Other problems have tarnished MINUSTAH’s legacy alongside the cholera epidemic. Early in its mission, in a raid ostensibly targeting street gangs, MINUSTAH peacekeepers fired over 22,000 bullets into the thin-walled houses of the Cite Soleil neighborhood, killing dozens of civilians. MINUSTAH peacekeepers are also responsible for widespread sexual exploitation and abuse, whose victims are left without remedies or paternity support while the perpetrators return home without prosecution or accountability.

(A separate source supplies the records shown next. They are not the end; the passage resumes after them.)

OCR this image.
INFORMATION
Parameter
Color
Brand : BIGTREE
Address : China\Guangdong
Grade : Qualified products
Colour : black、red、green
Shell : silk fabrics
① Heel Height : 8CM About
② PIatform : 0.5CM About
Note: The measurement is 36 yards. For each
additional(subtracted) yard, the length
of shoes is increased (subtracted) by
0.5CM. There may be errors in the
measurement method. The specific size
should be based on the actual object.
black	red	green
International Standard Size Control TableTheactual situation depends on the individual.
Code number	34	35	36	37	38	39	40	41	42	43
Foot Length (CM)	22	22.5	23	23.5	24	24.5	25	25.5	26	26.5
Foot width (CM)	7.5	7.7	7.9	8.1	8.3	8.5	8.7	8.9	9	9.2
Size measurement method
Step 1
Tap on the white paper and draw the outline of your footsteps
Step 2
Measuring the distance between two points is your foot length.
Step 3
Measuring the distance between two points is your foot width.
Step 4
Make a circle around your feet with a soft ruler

“For Haitians, the UN logo has come to symbolize impunity, for cholera, sexual abuse and other misdeeds”, added Brian Concannon, Jr., Executive Director of the Institute for Justice & Democracy in Haiti (IJDH), and former UN Volunteer in Haiti. “When someone wearing that logo lectures them on the rule of law, Haitians see hypocrisy.”

MINUJUSTH is opening in Haiti on October 16, but the UN has yet to appoint a Special Representative to lead the Mission, or define the new mission’s work plan.  The lack of vision is especially problematic given the tarnished legacy and credibility deficit that MINUJUSTH will inherit.

“If MINUJUSTH is to have any shot at fulfilling its rule of law and justice mandate, the UN must deliver on its promises to remedy the harms caused by MINUSTAH.  This is not an issue that goes away by changing the name on the sign outside the UN base,” Concannon stated.

“The accountability gaps of MINUSTAH remain. The UN still has never established the promised standing claims commission that is supposed to deliver remedies to victims.  This sets the groundwork for more immunity, more impunity,” added Joseph.